Alex gave me several informational handouts, many of which include cocktail recipes. There are some listed on their website, but I'll list the other unique ones for you at the bottom. Also, a few just say "cognac" but you should probably stick to VS and VSOP unless you're rich. (And YOU (rich people) should have me over for drinks.) There are also a few that contradict the cards with recipe measurements, but don't let that bother you. Basically, use these for ideas and mix to taste.

So let's taste this VS Elegance. Nice aroma. Soft and fruity apples meet floral lilacs in a dream where the florist spills a little of this on herself, only to find that the perfumey scent brings much positive attention.  (BTW, I just started drinking, so you know this commentary gets much better. Come hang out with me some time!)

Frisky start, really waking up the taste buds. Fruity apples and grapes completely coat the palate.

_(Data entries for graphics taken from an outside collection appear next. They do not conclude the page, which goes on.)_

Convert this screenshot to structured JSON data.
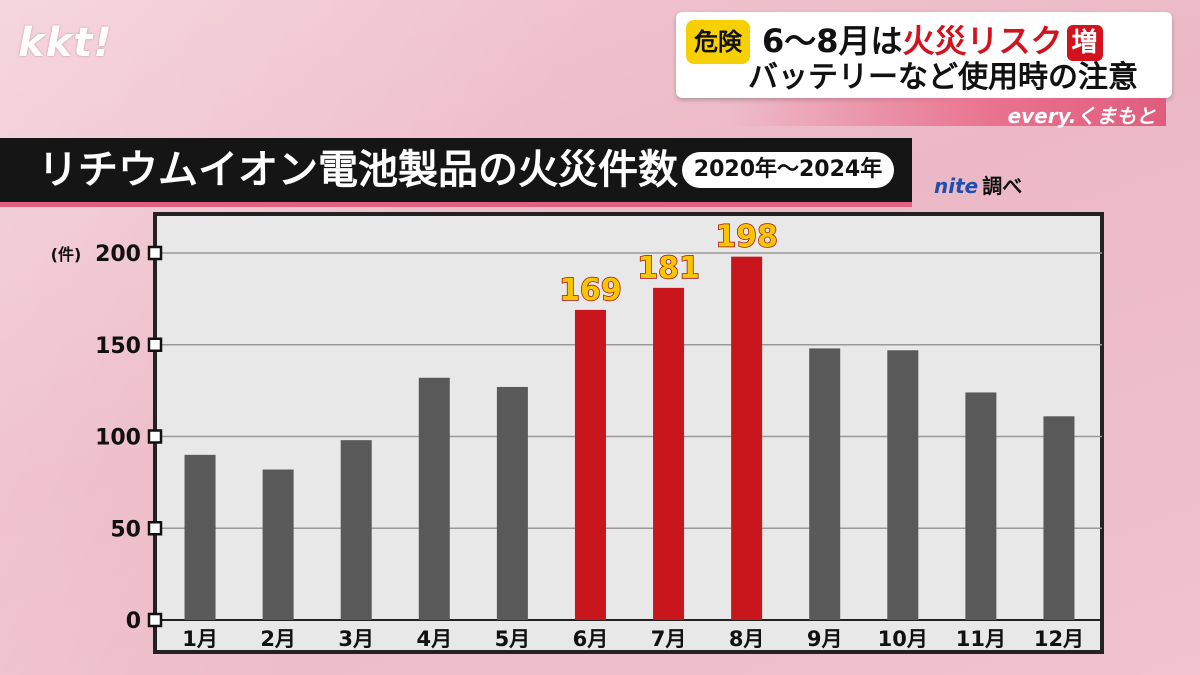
{
  "broadcast": {
    "logo": "kkt!",
    "danger_label": "危険",
    "headline_prefix": "6〜8月は",
    "headline_highlight": "火災リスク",
    "headline_badge": "増",
    "headline_line2": "バッテリーなど使用時の注意",
    "program": "every.くまもと"
  },
  "chart_title": "リチウムイオン電池製品の火災件数",
  "period": "2020年〜2024年",
  "source_brand": "nite",
  "source_suffix": "調べ",
  "colors": {
    "normal_bar": "#595959",
    "highlight_bar": "#c8161c",
    "highlight_label": "#f7c600",
    "title_bar": "#151515",
    "accent": "#d2121d"
  },
  "chart_data": {
    "type": "bar",
    "title": "リチウムイオン電池製品の火災件数",
    "subtitle": "2020年〜2024年",
    "ylabel": "(件)",
    "xlabel": "",
    "ylim": [
      0,
      200
    ],
    "yticks": [
      0,
      50,
      100,
      150,
      200
    ],
    "grid": true,
    "categories": [
      "1月",
      "2月",
      "3月",
      "4月",
      "5月",
      "6月",
      "7月",
      "8月",
      "9月",
      "10月",
      "11月",
      "12月"
    ],
    "values": [
      90,
      82,
      98,
      132,
      127,
      169,
      181,
      198,
      148,
      147,
      124,
      111
    ],
    "highlighted": [
      false,
      false,
      false,
      false,
      false,
      true,
      true,
      true,
      false,
      false,
      false,
      false
    ],
    "data_labels": [
      "",
      "",
      "",
      "",
      "",
      "169",
      "181",
      "198",
      "",
      "",
      "",
      ""
    ]
  }
}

Some alcohol warmth comes next only to be matched by nice sweet honey flavors. Spicy cinnamon gives a little more zing before a woody oak and vanilla finish. A little more heat in the chest rounds out the experience.

Next time, I will try mixing a cocktail with this one, though I'm going to need to go buy some ingredients. Here are some additional ideas for mixing. And assume I mean Camus Cognac for all of these, OK? One of these could be the spirit that makes you switch.








Camus-Rita

2 oz VS/VSOP
1 oz Triple Sec
1 oz Sweet and Sour Mix
1 oz Orange Juice

Combine all ingredients in shaker with ice. Shake and pour into rocks glass. Garnish with a lime wedge.


Camus Wildflower

2 oz VS/VSOP
0.75 oz Maple Syrup
1 oz Lime Juice
1 oz Orange Juice
Cinnamon

Combine all ingredients in cocktail shaker with ice. Shake and strain into a chilled glass. Top with grated cinnamon.


Camus Pink Love

1 oz VS/VSOP
0.25 oz Raspberry Liqueur
Champagne

Combine Cognac and raspberry liqueur in a champagne flute. Top with Champagne and garnish with raspberry.


Camus and Tonic

2 oz VS/VSOP
2 oz Superior Tonic Water

Pour Cognac into rocks glass, then tonic water. Stir lightly and garnish with lime wedge.